Suzi and I are in Maine. Eating pie and hiking to stay calorie-neutral. While we are gone, we are giving you a tour of the best pie cookbooks for your enjoyment. Where do you get the best pies? Ah, that question could start a pie fight, and do not mean to do that. But in the South, pies are endearing tradition that has never faded. Pies are there, at the farmers markets, in the diners and in many home kitchen. This book explores that Southern tradition with happy charm.

Born and raised and living in the South, Nancie McDermott knows pies and Southern pie tradition. Southern Pies is filled with recipes, both familiar like Black Bottom and distinctively regional like Peanut Butter Banana Cream.

Beyond the recipes, this book is a treasure of research and history. Nancie has drawn on her own expertise plus historical books and other dessert experts. The result is this compendium of wonderful pies that you rarely see north of the Mason-Dixon Line. In fact, many of these treats are rare now even south of the line. To find them, you need to visit home bakers, or diners off the freeway, or the pages of dusty books lying on the shelves of small antique stores.

But there is richness here and pie ideas to try throughout the year and particularly in the coming holiday season.

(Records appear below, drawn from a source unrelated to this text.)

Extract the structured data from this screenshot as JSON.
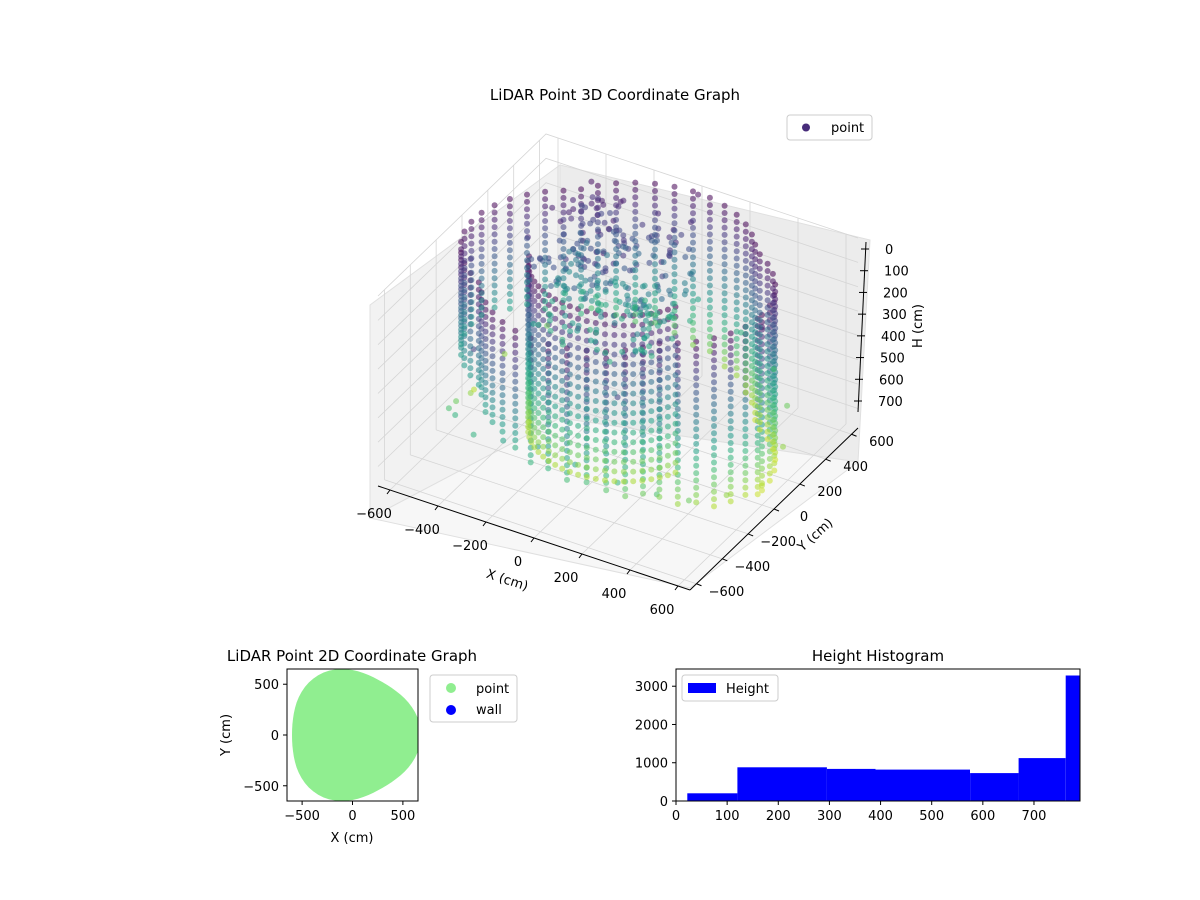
{
  "figure": {
    "background": "#ffffff"
  },
  "chart_data": [
    {
      "type": "scatter",
      "projection": "3d",
      "title": "LiDAR Point 3D Coordinate Graph",
      "xlabel": "X (cm)",
      "ylabel": "Y (cm)",
      "zlabel": "H (cm)",
      "xlim": [
        -650,
        650
      ],
      "ylim": [
        -650,
        650
      ],
      "zlim": [
        0,
        780
      ],
      "z_inverted": true,
      "xticks": [
        "−600",
        "−400",
        "−200",
        "0",
        "200",
        "400",
        "600"
      ],
      "yticks": [
        "−600",
        "−400",
        "−200",
        "0",
        "200",
        "400",
        "600"
      ],
      "zticks": [
        "0",
        "100",
        "200",
        "300",
        "400",
        "500",
        "600",
        "700"
      ],
      "colormap": "viridis",
      "legend": {
        "entries": [
          "point"
        ],
        "placement": "upper right"
      },
      "legend_color": "#472c7a",
      "grid": true,
      "series": [
        {
          "name": "point",
          "description_of_shape": "curved wall surfaces arranged around a circular room, points spanning heights 0 to ~780 cm",
          "sample_points": [
            [
              -560,
              -100,
              650
            ],
            [
              -540,
              -250,
              600
            ],
            [
              -500,
              -380,
              550
            ],
            [
              -420,
              -480,
              500
            ],
            [
              -300,
              -560,
              500
            ],
            [
              -150,
              -610,
              450
            ],
            [
              0,
              -620,
              420
            ],
            [
              150,
              -610,
              450
            ],
            [
              300,
              -560,
              500
            ],
            [
              420,
              -480,
              550
            ],
            [
              500,
              -380,
              600
            ],
            [
              560,
              -200,
              650
            ],
            [
              600,
              0,
              700
            ],
            [
              580,
              200,
              650
            ],
            [
              500,
              380,
              600
            ],
            [
              380,
              500,
              550
            ],
            [
              200,
              580,
              500
            ],
            [
              0,
              620,
              450
            ],
            [
              -200,
              580,
              500
            ],
            [
              -380,
              500,
              550
            ],
            [
              -500,
              380,
              600
            ],
            [
              -580,
              200,
              650
            ],
            [
              -600,
              0,
              700
            ],
            [
              -560,
              -100,
              100
            ],
            [
              -300,
              -560,
              150
            ],
            [
              300,
              -560,
              150
            ],
            [
              600,
              0,
              50
            ],
            [
              0,
              620,
              20
            ],
            [
              -380,
              500,
              30
            ],
            [
              -100,
              300,
              200
            ],
            [
              50,
              250,
              150
            ]
          ]
        }
      ]
    },
    {
      "type": "scatter",
      "title": "LiDAR Point 2D Coordinate Graph",
      "xlabel": "X (cm)",
      "ylabel": "Y (cm)",
      "xlim": [
        -650,
        650
      ],
      "ylim": [
        -650,
        650
      ],
      "xticks": [
        "−500",
        "0",
        "500"
      ],
      "yticks": [
        "−500",
        "0",
        "500"
      ],
      "grid": false,
      "legend": {
        "entries": [
          "point",
          "wall"
        ],
        "placement": "outside right"
      },
      "series": [
        {
          "name": "point",
          "color": "#90ee90",
          "description_of_shape": "filled roughly circular region of radius ~620 cm centered at origin"
        },
        {
          "name": "wall",
          "color": "#0000ff",
          "points": []
        }
      ]
    },
    {
      "type": "bar",
      "subtype": "histogram",
      "title": "Height Histogram",
      "xlabel": "",
      "ylabel": "",
      "xlim": [
        0,
        790
      ],
      "ylim": [
        0,
        3450
      ],
      "xticks": [
        "0",
        "100",
        "200",
        "300",
        "400",
        "500",
        "600",
        "700"
      ],
      "yticks": [
        "0",
        "1000",
        "2000",
        "3000"
      ],
      "color": "#0000ff",
      "legend": {
        "entries": [
          "Height"
        ],
        "placement": "upper left"
      },
      "bins": [
        {
          "start": 22,
          "end": 120,
          "count": 200
        },
        {
          "start": 120,
          "end": 295,
          "count": 880
        },
        {
          "start": 295,
          "end": 390,
          "count": 840
        },
        {
          "start": 390,
          "end": 575,
          "count": 820
        },
        {
          "start": 575,
          "end": 670,
          "count": 730
        },
        {
          "start": 670,
          "end": 762,
          "count": 1120
        },
        {
          "start": 762,
          "end": 790,
          "count": 3280
        }
      ]
    }
  ]
}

From a friend Suzen and I have in common, Stephen Schmidt, Nancie presents an Almond Custard Pie made with a dash of rosewater. Stephen is a baking guru with insights in British baking and how it came to America and morphed in the new land.

It is, in fact, the colonial and British roots that so permeate Southern recipes. In Southern Pies you will find dashing recipes for:

  • Butterscotch Pie
  • Cream Apple Pie
  • Pecan Chiffon Pie
  • Lemon Chess
  • Sweet Potato Pie
  • Buttermilk Pie
  • Molasses Pie

You can have apple pie, or you can have Cream Apple Pie. It’s worth a test drive. And the many recipes here for sweet potato and chess variations can keep you busy for more than one fall pie season.

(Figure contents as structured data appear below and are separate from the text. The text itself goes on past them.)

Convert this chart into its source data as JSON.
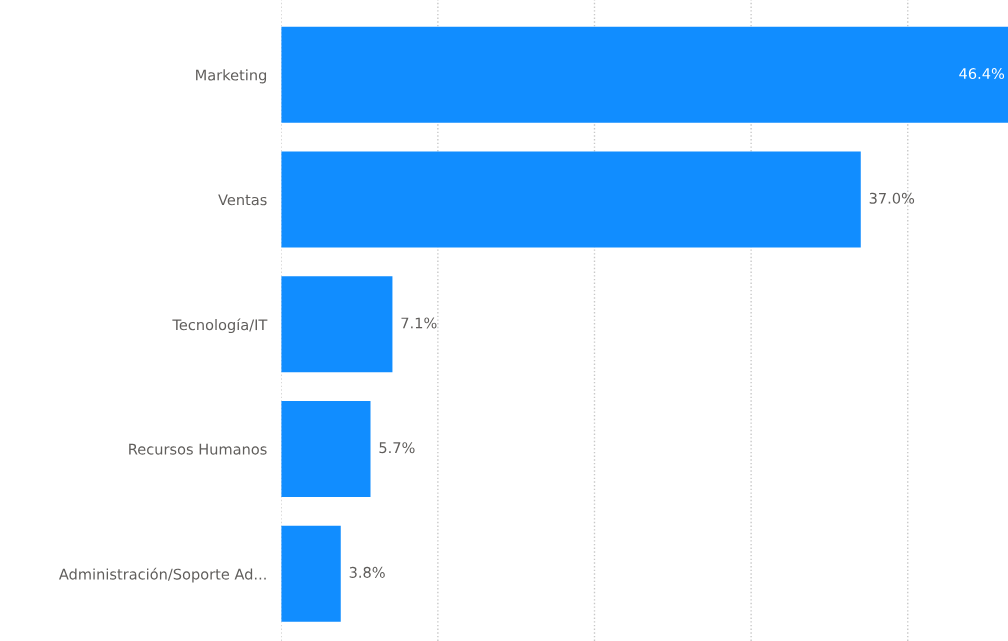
{
  "chart_data": {
    "type": "bar",
    "orientation": "horizontal",
    "categories": [
      "Marketing",
      "Ventas",
      "Tecnología/IT",
      "Recursos Humanos",
      "Administración/Soporte Ad..."
    ],
    "values": [
      46.4,
      37.0,
      7.1,
      5.7,
      3.8
    ],
    "value_labels": [
      "46.4%",
      "37.0%",
      "7.1%",
      "5.7%",
      "3.8%"
    ],
    "color": "#118dff",
    "xlim": [
      0,
      46.4
    ],
    "xticks": [
      {
        "value": 0,
        "label": null
      },
      {
        "value": 10,
        "label": null
      },
      {
        "value": 20,
        "label": null
      },
      {
        "value": 30,
        "label": null
      },
      {
        "value": 40,
        "label": null
      }
    ],
    "grid": "x",
    "tick_labels": "y",
    "legend": false
  }
}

Coconut was, and remains, an ingredient dear to Southern bakers. Pies, and cakes too, appear in all kinds of coconut variations in Southern recipe books. Here you will find a Creole Coconut Pie made with white wine or apple juice. And there’s the Amazing Coconut Pie where a coconut custard is poured into a pie tin and, as it bakes, the pie creates its own crust. Quick, easy, and very Southern.

The Buttermilk Pie reflects multiple Southern traditions. Real buttermilk, not today’s manufactured product, is the leftover from churning to make butter. That leftover, the buttermilk, could safely sit without refrigeration. And frugal Southerners, without a refrigerator, would use buttermilk in many ways, from biscuits to pies.

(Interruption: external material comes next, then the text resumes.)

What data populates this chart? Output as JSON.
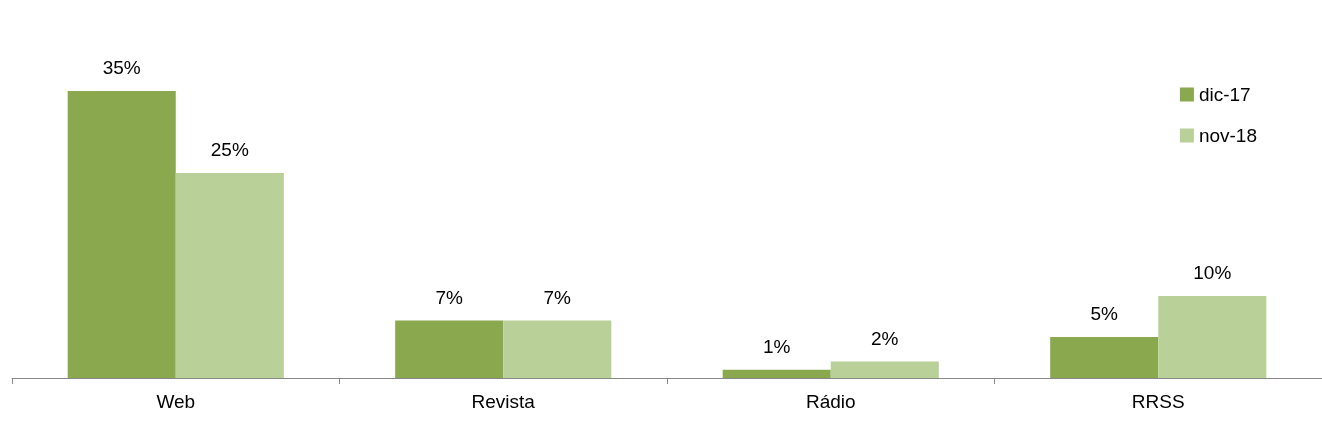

Lemon, coconut, walnuts, pecans, and peanuts appear on almost every page of Southern Pies. Chocolate pies are here too, but chocolate is a “recent” addition to the typical Southern pantry. If you want to be orginally Southern, you should try the Molasses Pie. You’ll enjoy this Southern Pies for both its recipes and its description of our pie heritage.

Southern pie baking in rural areas was a way to use every last bit of the energy of a fire. After the meat and bread were baked, then, when the oven was still warm, a pie could be nestled into the oven for a slow and final bake. That “use-everything-and-use-it-well” philosophy is reflected in these recipes. A custard may be a simple idea, but perfectly made and meticulously flavored, each bite is to be relished and remembered. Southern Pies shows you how very many ways that flavoring can be achieved.

Yes, Suzen and I are going through the book page by page. One of these gems will grace our Thanksgiving table. We’ll let you know. Honestly, I don’t think I can get Suzen to bite on the Peanut Butter Banana Cream Pie. But maybe in your household?